Leclerc has told himself to ‘shut up’ on radio

Charles Leclerc has told himself to “shut up” and show restraint in difficult situations after venting his frustrations during the Singapore Grand Prix over his in-car radio.

Leclerc was annoyed after seeing teammate Sebastian Vettel put onto what turned out to be the better strategy. Leclerc had claimed pole and led the early stages of the race, but emerged from his stop behind Vettel — the Ferrari drivers would finish in that order for its first one-two of the season.

He made his feelings clear over the car-to-pit radio during the second half of the race.

At one stage, he told Ferrari: “To be completely honest with you, I don’t understand at all the undercut”, referring to the decision to pit Vettel earlier than him.

When told to get his head down and continue racing, he replied: “Yeah, my head is down and it will be down until the end. I just want to let you know my feeling.”

Before a Safety Car restart, Leclerc was told he could not have the quickest engine mode, to which he replied; “I won’t do anything stupid. It’s not my goal. I want us to finish one-two, I just think it’s not fair. I won’t be stupid.”

On Thursday, Leclerc was speaking to the media ahead of this weekend’s Russian Grand Prix in Sochi and it was clear the way he handled the situation is still at the forefront of his mind.

“Definitely the radio messages,” Leclerc said when asked what he could have done better in Singapore. “I believe that my reaction was well over what it should be, and that shows that I’ve still got a lot to learn.

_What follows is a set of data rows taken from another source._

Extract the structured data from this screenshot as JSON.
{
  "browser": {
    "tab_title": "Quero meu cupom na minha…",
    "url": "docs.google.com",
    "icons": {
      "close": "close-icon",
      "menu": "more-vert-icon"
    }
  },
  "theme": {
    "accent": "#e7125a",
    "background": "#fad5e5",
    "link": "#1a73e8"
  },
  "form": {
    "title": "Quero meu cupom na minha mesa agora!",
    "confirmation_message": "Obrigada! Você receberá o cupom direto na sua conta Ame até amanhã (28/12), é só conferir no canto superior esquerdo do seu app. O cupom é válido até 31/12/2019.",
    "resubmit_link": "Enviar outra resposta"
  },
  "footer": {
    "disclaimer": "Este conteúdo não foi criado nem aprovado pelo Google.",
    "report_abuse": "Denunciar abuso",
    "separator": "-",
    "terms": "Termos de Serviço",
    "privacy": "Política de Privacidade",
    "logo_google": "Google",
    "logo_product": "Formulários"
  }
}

“In this situation, there was absolutely no need to be like this. The team has done the right thing. We finished first and second. We wouldn’t have finished first and second with another strategy, and that’s what matters the most.

“On that, I’ve definitely got a lot to learn and a lot to improve so that won’t happen again in the future.”

When asked if he felt it is possible to say those things without pushing the radio button, he replied: “That’s definitely the goal.

“In the car, it’s always very difficult. There is a lot of adrenaline.

“I wake up in the morning thinking about victory, I go to sleep thinking about victory, so sometimes it might be hard, but yeah, I just need to control myself more in these situations, and, how can I say it politely… just shut up! I will learn from this, and I will try for it to not happen again.”

Vettel defended Leclerc’s irritated messages, said it showed a driver who was passionate about claiming victory.

“Radio messages, I don’t think that you should interpret too much into these messages because we are driving when we are opening the radio and I think if you would do the same exercise with any footballer or even a golfer, you’d be surprised and there’s no point trying to understand a reason behind everything that people say when they are in the moment.

“I think it’s pretty normal and obviously he wanted to win. He was upset when he realised he was behind, which if it was the other way around I probably would have been equally as upset. It’s part of the emotions that run through you when you are racing. If they weren’t then it would mean that you don’t care and I don’t think that there’s many drivers who don’t care.”

Leclerc’s form has propelled him to third position in the championship — he is level on points with Red Bull’s Max Verstappen and six points ahead of Vettel.